序章の「私にとって本屋とは、本を書く人(著者)、本を作った人(出版社)、本を届ける人(書店員)、本を読む人(読者)が一堂に集まることのできる広場」「本屋は焚き火である」などのインパクトのある言葉が並んでいて、本当に本が好きな人が書いているのだなと感じた。第I部は本屋のないところに新たな本屋を作る試みとして、鳥取の書店の汽水空港、沖縄の市場の古本屋ウララ、熊本のセレクト書店の橙書店・オレンジ、人文書の読書会を続ける定有堂書店の話が並ぶ。鼎談1の中の「店の品揃えは、お客さんと店主が綱引きをしている、その間にある」の言葉が印象的だった。第II部の岡村正純さんの「書店の棚論」の一部が、下記のネット記事に出ていた。

「売れない本を置いている本屋が選ばれる」ベテラン書店員がたどり着いた"棚づくり"の極意
https://president.jp/articles/-/59413

「棚を背にする書店員と、棚に向かう書店員」「学問領域は立体的で、三次元・四次元の世界である。それを棚という平面=二次元に落とし込むのだからかなりの無理はある」「書店はセレクトショップである」など、非常に面白く、印象的であった。また、本が扱う学問分野について深く理解した上で本を並べていることがよくわかった。その他にも、本屋大賞やじんぶん大賞の話があった。北田博充さんの「本にかかわる全ての仕事」の中では、売り手(書店員)が作り手(出版者)を兼ねて売りたい本を自ら作る試みや、「二子玉川 本屋博」のイベントの話などがあった。
青山ブックセンターでしか買えない独自出版物があることは知らなかった。

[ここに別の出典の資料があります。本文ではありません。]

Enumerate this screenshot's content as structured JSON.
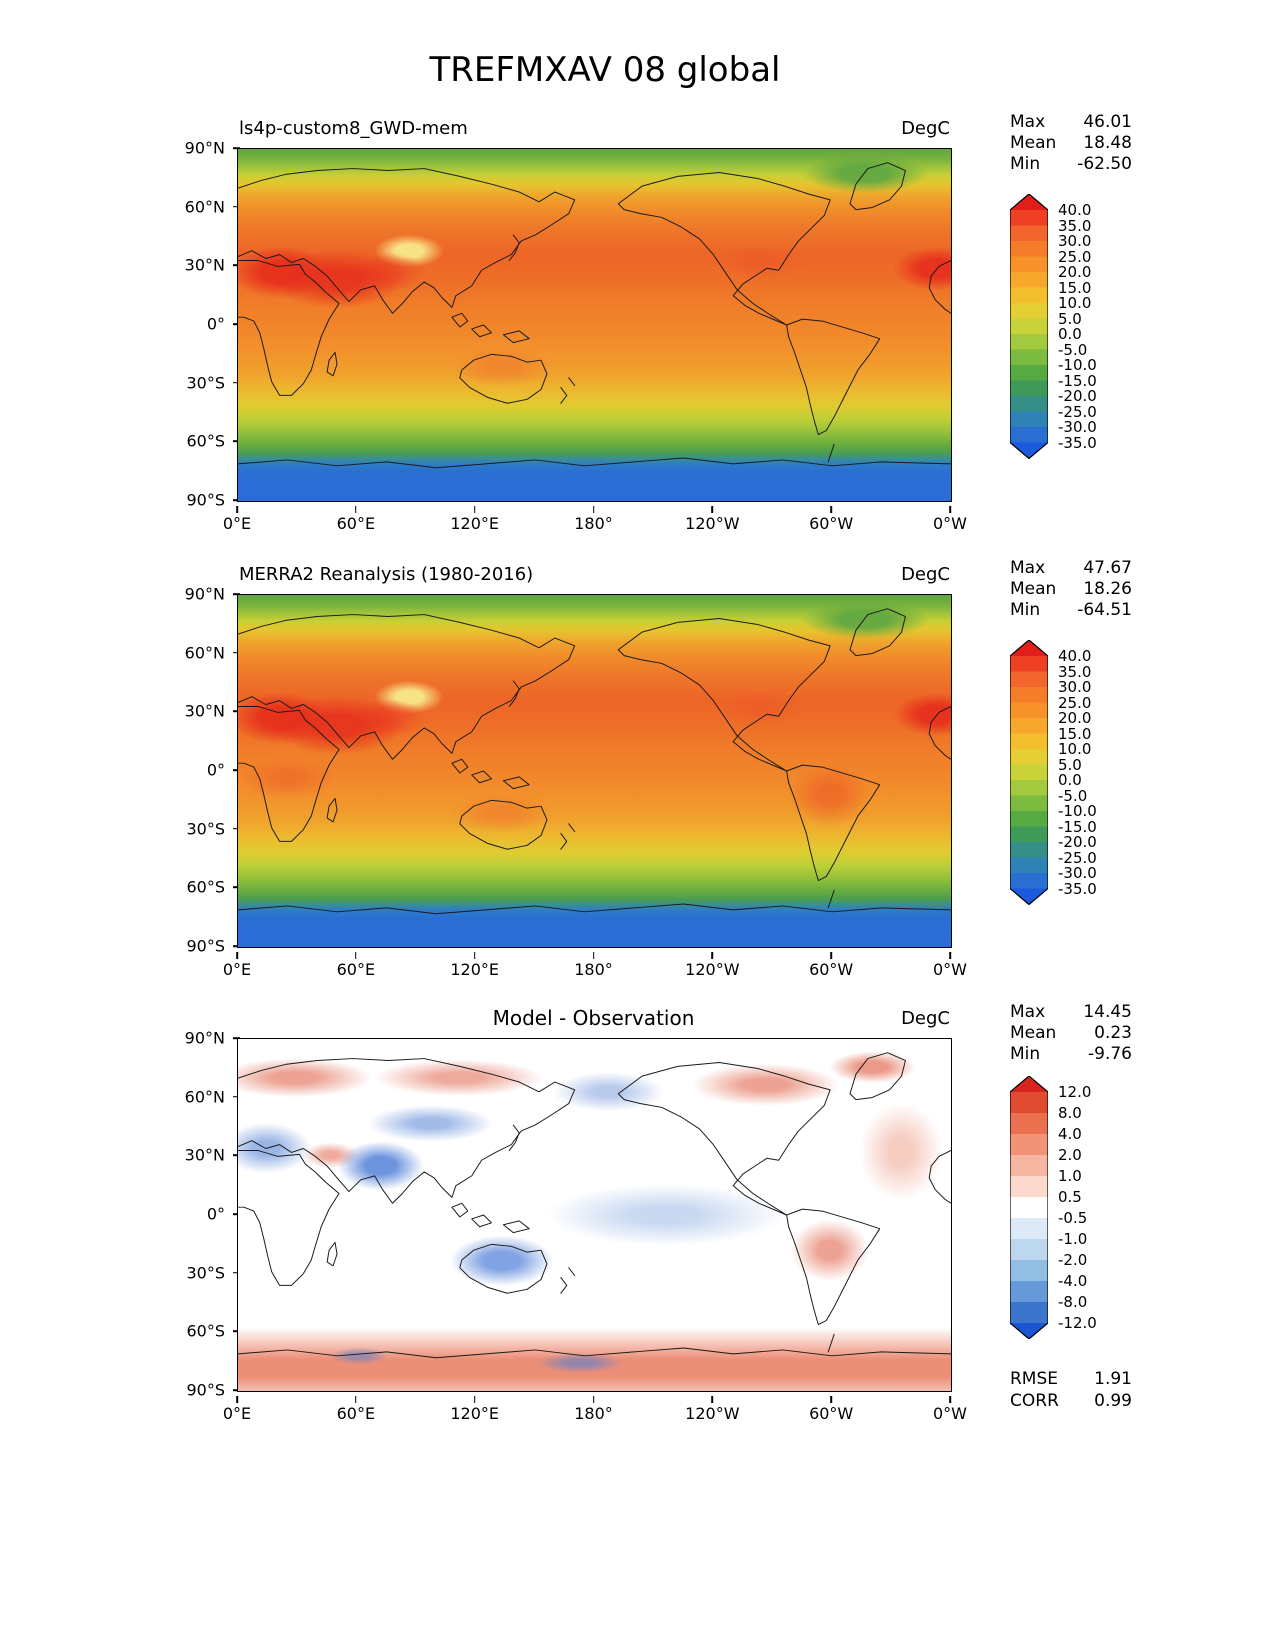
{
  "title": "TREFMXAV 08 global",
  "axes": {
    "y_ticks": [
      "90°N",
      "60°N",
      "30°N",
      "0°",
      "30°S",
      "60°S",
      "90°S"
    ],
    "x_ticks": [
      "0°E",
      "60°E",
      "120°E",
      "180°",
      "120°W",
      "60°W",
      "0°W"
    ]
  },
  "panels": [
    {
      "subtitle": "ls4p-custom8_GWD-mem",
      "units": "DegC",
      "stats": {
        "rows": [
          [
            "Max",
            "46.01"
          ],
          [
            "Mean",
            "18.48"
          ],
          [
            "Min",
            "-62.50"
          ]
        ]
      },
      "colorbar": {
        "tick_labels": [
          "40.0",
          "35.0",
          "30.0",
          "25.0",
          "20.0",
          "15.0",
          "10.0",
          "5.0",
          "0.0",
          "-5.0",
          "-10.0",
          "-15.0",
          "-20.0",
          "-25.0",
          "-30.0",
          "-35.0"
        ],
        "arrow_top": "#e01f1b",
        "arrow_bottom": "#1b59dd",
        "segment_colors": [
          "#ee4123",
          "#f2652c",
          "#f57d2a",
          "#f69229",
          "#f7a72c",
          "#f3bf2f",
          "#e3cf33",
          "#c7d339",
          "#a3c93e",
          "#7cba40",
          "#57a944",
          "#3f9a5a",
          "#368f87",
          "#2f82b5",
          "#2a6ed2"
        ]
      }
    },
    {
      "subtitle": "MERRA2 Reanalysis (1980-2016)",
      "units": "DegC",
      "stats": {
        "rows": [
          [
            "Max",
            "47.67"
          ],
          [
            "Mean",
            "18.26"
          ],
          [
            "Min",
            "-64.51"
          ]
        ]
      },
      "colorbar": {
        "tick_labels": [
          "40.0",
          "35.0",
          "30.0",
          "25.0",
          "20.0",
          "15.0",
          "10.0",
          "5.0",
          "0.0",
          "-5.0",
          "-10.0",
          "-15.0",
          "-20.0",
          "-25.0",
          "-30.0",
          "-35.0"
        ],
        "arrow_top": "#e01f1b",
        "arrow_bottom": "#1b59dd",
        "segment_colors": [
          "#ee4123",
          "#f2652c",
          "#f57d2a",
          "#f69229",
          "#f7a72c",
          "#f3bf2f",
          "#e3cf33",
          "#c7d339",
          "#a3c93e",
          "#7cba40",
          "#57a944",
          "#3f9a5a",
          "#368f87",
          "#2f82b5",
          "#2a6ed2"
        ]
      }
    },
    {
      "subtitle": "Model - Observation",
      "units": "DegC",
      "stats": {
        "rows": [
          [
            "Max",
            "14.45"
          ],
          [
            "Mean",
            "0.23"
          ],
          [
            "Min",
            "-9.76"
          ]
        ]
      },
      "colorbar": {
        "tick_labels": [
          "12.0",
          "8.0",
          "4.0",
          "2.0",
          "1.0",
          "0.5",
          "-0.5",
          "-1.0",
          "-2.0",
          "-4.0",
          "-8.0",
          "-12.0"
        ],
        "arrow_top": "#d7251d",
        "arrow_bottom": "#1c55d2",
        "segment_colors": [
          "#e04b33",
          "#ea7050",
          "#f29378",
          "#f7b6a2",
          "#fbd9cd",
          "#ffffff",
          "#dce9f6",
          "#bdd7ef",
          "#94bfe5",
          "#6699d8",
          "#3b76cc"
        ]
      },
      "extra_stats": {
        "rows": [
          [
            "RMSE",
            "1.91"
          ],
          [
            "CORR",
            "0.99"
          ]
        ]
      }
    }
  ],
  "chart_data": [
    {
      "type": "heatmap",
      "variable": "TREFMXAV",
      "title": "ls4p-custom8_GWD-mem",
      "units": "DegC",
      "projection": "lon-lat global map",
      "lon_range": [
        0,
        360
      ],
      "lat_range": [
        -90,
        90
      ],
      "contour_levels": [
        -35,
        -30,
        -25,
        -20,
        -15,
        -10,
        -5,
        0,
        5,
        10,
        15,
        20,
        25,
        30,
        35,
        40
      ],
      "stats": {
        "max": 46.01,
        "mean": 18.48,
        "min": -62.5
      }
    },
    {
      "type": "heatmap",
      "variable": "TREFMXAV",
      "title": "MERRA2 Reanalysis (1980-2016)",
      "units": "DegC",
      "projection": "lon-lat global map",
      "lon_range": [
        0,
        360
      ],
      "lat_range": [
        -90,
        90
      ],
      "contour_levels": [
        -35,
        -30,
        -25,
        -20,
        -15,
        -10,
        -5,
        0,
        5,
        10,
        15,
        20,
        25,
        30,
        35,
        40
      ],
      "stats": {
        "max": 47.67,
        "mean": 18.26,
        "min": -64.51
      }
    },
    {
      "type": "heatmap",
      "variable": "TREFMXAV difference",
      "title": "Model - Observation",
      "units": "DegC",
      "projection": "lon-lat global map",
      "lon_range": [
        0,
        360
      ],
      "lat_range": [
        -90,
        90
      ],
      "contour_levels": [
        -12,
        -8,
        -4,
        -2,
        -1,
        -0.5,
        0.5,
        1,
        2,
        4,
        8,
        12
      ],
      "stats": {
        "max": 14.45,
        "mean": 0.23,
        "min": -9.76,
        "rmse": 1.91,
        "corr": 0.99
      }
    }
  ]
}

鼎談2の中で、女性が涙を流しながら本屋のレジにやってきて「さっき失恋したんですけど、どうしたらいいですか」と聞かれ、書店員が詩集をお勧めしたという話があった。他にも刑務所に服役している人に差し入れる本を見繕ってほしいなどの依頼があったりするそうだ。「一万円選書」など、選書サービスを提供している書店があるのも知らなかった。本は自分で選ぶのが当たり前だと思っていたので、人に選んでもらうという視点は新鮮だった。他にも書店と食品加工とを結びつけるコクテイル書房の話や、出版取次会社の話があった。
最後に文中で出てきた書店のマップとリストがあったが、既に閉店している書店も多くてびっくりした。残念ながら書店はどんどん減っている。それでも、本を愛して本に関わる特色ある仕事をされている方々がたくさんいらっしゃることを強く感じた。